Large yield production of high mobility freely suspended graphene electronic devices on a PMGI based organic polymer

TL;DR

This paper presents a new fabrication technique for high mobility suspended graphene devices compatible with various contact materials, achieving record mobilities and enabling advanced graphene-based electronic applications.

Contribution

A novel fabrication method using PMGI-based organic polymer for stable, high mobility suspended graphene devices compatible with diverse contact materials.

Findings

Achieved graphene mobilities up to 600,000 cm^2/Vs at 77K.

Compatible with almost any contact material, unlike previous methods.

Enables development of complex graphene-based spintronic and superconducting devices.

Abstract

The recent observation of fractional quantum Hall effect in high mobility suspended graphene devices introduced a new direction in graphene physics, the field of electron-electron interaction dynamics. However, the technique used currently for the fabrication of such high mobility devices has several drawbacks.

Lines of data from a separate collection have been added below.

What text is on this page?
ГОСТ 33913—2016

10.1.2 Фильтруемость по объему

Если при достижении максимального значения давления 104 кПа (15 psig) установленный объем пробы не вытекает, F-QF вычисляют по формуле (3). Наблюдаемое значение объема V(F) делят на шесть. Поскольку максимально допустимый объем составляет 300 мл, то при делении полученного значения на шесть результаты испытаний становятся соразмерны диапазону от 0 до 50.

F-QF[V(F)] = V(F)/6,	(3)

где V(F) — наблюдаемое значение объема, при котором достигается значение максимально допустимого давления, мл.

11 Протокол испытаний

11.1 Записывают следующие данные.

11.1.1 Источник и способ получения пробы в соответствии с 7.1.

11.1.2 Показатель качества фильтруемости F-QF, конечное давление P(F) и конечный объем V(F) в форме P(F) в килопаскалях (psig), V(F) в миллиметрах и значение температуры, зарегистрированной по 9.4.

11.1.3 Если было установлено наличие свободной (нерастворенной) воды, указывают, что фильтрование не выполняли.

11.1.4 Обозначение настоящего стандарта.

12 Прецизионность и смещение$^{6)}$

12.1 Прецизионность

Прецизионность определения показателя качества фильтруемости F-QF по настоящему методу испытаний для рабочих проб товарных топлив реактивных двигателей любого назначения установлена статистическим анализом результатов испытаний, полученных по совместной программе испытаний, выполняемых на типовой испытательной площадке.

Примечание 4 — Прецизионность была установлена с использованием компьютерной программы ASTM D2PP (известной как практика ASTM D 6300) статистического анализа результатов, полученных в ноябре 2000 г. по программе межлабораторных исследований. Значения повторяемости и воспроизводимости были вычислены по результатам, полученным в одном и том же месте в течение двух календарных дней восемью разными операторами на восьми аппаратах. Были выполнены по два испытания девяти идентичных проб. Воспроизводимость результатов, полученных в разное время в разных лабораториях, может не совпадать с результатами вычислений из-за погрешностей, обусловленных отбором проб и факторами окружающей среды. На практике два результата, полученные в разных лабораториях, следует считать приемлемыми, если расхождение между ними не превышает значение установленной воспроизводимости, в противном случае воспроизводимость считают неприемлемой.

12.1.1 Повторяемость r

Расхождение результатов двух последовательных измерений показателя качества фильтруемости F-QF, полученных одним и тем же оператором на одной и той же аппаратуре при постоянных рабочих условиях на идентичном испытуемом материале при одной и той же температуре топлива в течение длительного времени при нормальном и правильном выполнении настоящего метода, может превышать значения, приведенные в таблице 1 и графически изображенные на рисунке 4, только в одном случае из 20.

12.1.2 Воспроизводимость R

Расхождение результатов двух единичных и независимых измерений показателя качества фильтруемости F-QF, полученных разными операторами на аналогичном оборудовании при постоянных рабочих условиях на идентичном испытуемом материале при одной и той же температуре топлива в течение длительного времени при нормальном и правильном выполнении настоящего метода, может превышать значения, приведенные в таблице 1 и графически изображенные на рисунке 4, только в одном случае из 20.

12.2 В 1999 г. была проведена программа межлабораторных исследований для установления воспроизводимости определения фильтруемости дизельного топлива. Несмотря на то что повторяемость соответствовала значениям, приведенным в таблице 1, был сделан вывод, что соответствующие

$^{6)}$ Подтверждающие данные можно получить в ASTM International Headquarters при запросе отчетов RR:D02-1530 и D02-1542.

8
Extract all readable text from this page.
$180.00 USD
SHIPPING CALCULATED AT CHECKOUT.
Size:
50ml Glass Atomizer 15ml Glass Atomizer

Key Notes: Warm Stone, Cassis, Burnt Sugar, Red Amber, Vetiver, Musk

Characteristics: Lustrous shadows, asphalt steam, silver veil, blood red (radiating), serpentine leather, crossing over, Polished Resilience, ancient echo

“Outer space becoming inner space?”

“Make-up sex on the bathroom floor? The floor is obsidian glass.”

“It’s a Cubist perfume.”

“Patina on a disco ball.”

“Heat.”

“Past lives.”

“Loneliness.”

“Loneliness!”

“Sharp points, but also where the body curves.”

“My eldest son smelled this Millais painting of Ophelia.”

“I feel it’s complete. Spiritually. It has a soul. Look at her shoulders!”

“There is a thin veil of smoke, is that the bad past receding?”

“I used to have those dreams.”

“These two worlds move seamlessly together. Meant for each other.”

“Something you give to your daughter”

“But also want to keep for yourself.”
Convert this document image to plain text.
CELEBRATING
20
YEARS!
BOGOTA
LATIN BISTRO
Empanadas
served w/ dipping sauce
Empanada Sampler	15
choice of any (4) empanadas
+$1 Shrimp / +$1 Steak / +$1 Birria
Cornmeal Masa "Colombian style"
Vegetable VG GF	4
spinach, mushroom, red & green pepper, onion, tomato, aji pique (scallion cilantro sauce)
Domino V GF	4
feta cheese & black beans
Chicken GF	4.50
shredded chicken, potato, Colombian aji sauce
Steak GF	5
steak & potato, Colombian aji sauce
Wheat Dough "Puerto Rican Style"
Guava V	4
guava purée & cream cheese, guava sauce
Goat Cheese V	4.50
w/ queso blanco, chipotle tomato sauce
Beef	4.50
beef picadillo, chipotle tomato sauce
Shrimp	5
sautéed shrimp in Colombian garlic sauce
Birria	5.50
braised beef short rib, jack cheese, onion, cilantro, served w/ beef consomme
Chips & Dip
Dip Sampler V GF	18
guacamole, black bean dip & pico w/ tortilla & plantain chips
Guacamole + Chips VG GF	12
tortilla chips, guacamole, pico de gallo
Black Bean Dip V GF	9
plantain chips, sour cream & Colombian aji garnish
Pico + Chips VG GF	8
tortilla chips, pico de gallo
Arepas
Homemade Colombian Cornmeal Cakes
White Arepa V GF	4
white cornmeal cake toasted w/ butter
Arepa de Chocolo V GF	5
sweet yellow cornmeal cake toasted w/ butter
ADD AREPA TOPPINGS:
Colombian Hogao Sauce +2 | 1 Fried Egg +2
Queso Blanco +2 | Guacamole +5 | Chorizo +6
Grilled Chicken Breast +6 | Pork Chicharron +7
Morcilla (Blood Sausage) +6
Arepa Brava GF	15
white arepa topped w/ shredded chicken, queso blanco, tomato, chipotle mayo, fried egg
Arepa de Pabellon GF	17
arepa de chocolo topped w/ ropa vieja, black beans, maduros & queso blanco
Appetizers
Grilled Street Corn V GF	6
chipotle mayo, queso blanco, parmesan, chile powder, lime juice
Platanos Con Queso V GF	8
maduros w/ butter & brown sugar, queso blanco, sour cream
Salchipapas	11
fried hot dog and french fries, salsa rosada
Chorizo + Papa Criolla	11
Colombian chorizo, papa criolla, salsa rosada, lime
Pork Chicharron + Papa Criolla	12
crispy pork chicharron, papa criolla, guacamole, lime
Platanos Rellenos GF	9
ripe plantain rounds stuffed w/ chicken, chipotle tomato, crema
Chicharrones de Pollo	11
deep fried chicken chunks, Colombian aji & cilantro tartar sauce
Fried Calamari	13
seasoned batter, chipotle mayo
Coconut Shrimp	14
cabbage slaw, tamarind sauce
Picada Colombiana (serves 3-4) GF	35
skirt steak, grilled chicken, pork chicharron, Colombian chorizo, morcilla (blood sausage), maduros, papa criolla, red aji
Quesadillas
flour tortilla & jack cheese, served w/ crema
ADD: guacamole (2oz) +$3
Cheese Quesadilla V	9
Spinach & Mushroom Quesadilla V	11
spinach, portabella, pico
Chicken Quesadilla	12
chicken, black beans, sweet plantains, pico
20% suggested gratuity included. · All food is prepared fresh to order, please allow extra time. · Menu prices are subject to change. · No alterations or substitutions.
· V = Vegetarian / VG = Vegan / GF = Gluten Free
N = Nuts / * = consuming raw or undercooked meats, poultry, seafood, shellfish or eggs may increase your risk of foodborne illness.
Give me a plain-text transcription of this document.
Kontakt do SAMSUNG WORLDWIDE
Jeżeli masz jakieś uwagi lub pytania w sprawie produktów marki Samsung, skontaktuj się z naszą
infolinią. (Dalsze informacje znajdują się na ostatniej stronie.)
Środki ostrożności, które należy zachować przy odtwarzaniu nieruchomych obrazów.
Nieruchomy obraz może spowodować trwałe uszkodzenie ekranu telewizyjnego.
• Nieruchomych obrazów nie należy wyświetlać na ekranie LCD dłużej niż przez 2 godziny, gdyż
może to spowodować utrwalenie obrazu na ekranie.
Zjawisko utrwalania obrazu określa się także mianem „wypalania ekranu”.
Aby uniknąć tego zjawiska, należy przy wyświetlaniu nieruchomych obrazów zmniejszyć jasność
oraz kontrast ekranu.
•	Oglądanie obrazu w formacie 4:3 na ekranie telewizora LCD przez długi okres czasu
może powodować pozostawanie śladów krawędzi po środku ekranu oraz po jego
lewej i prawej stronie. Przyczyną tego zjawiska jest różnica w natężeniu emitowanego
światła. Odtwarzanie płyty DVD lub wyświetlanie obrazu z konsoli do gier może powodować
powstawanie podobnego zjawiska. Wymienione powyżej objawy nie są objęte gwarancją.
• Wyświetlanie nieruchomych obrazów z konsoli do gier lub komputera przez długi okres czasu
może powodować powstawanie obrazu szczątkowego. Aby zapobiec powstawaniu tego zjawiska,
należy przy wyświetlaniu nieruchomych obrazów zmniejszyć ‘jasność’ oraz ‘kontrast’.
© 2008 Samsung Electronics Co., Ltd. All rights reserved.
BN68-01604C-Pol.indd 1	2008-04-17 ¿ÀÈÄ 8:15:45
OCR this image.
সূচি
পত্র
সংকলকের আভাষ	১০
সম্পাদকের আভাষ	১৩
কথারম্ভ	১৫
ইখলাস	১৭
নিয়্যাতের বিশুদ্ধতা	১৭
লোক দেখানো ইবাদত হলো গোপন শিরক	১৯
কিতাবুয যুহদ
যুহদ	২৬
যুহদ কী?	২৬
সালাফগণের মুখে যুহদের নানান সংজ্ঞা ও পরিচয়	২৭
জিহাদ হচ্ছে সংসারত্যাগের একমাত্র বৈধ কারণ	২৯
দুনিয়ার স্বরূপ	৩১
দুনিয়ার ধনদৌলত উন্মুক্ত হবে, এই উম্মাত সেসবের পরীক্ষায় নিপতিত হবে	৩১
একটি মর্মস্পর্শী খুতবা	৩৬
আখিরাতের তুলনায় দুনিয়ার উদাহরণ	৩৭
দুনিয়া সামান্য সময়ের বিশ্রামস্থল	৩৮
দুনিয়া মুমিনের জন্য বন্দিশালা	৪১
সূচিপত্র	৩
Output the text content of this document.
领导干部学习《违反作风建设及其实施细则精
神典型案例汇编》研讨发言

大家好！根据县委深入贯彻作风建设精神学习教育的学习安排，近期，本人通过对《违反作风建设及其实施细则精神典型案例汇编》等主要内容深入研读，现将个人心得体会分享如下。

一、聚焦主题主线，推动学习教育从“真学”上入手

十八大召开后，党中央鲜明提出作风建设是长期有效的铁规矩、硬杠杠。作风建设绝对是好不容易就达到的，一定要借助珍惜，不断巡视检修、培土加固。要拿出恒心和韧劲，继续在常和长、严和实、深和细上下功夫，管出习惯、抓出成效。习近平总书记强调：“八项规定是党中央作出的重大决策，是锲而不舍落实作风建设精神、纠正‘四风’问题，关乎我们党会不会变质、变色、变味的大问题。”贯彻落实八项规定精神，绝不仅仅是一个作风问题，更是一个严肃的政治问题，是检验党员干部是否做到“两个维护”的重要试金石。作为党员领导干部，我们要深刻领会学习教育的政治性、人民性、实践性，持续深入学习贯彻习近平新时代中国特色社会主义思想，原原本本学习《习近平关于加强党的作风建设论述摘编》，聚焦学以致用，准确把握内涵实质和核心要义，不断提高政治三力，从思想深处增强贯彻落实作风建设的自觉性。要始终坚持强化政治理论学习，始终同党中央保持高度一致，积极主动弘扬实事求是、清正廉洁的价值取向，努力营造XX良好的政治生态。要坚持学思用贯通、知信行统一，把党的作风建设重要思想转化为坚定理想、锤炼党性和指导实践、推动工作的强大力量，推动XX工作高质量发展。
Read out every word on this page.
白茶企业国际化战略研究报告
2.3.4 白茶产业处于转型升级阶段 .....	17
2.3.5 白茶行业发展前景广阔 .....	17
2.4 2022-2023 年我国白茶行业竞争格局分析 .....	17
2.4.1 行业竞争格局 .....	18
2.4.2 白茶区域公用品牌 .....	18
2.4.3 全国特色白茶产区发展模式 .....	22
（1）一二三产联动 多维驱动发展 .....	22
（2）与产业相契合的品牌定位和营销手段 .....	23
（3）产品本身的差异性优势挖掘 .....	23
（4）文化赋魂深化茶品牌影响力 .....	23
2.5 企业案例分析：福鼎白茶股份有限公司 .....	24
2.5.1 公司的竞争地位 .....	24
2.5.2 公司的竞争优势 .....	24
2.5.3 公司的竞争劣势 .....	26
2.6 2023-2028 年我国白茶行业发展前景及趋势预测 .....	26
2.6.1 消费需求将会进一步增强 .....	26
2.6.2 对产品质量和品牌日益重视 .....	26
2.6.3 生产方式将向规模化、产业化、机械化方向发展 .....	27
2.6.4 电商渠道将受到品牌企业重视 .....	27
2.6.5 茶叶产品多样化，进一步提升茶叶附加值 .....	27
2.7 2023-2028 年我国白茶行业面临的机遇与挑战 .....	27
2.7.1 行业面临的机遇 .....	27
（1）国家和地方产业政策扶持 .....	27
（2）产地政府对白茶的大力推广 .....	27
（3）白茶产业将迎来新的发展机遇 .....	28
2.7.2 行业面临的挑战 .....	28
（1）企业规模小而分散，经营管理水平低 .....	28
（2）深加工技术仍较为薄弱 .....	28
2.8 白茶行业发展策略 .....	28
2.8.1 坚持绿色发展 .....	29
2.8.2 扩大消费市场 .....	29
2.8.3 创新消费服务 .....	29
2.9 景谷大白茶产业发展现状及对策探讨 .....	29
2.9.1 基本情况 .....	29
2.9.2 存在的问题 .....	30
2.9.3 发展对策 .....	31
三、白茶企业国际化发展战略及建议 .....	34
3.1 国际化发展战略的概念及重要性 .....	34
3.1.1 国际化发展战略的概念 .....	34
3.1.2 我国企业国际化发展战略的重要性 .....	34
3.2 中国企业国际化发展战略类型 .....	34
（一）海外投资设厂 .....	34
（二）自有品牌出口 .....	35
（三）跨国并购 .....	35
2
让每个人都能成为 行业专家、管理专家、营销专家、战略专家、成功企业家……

The most important is that the contact materials available for electronic devices are limited to only a few metals (Au, Pd, Pt, Cr and Nb) since only those are not attacked by the reactive acid (BHF) etching fabrication step. Here we show a new technique which leads to mechanically stable suspended high mobility graphene devices which is compatible with almost any type of contact material. The graphene devices prepared on a polydimethylglutarimide based organic resist show mobilities as high as 600.000 cm^2/Vs at an electron carrier density n = 5.0 10^9 cm^-2 at 77K. This technique paves the way towards complex suspended graphene based spintronic, superconducting and other types of devices.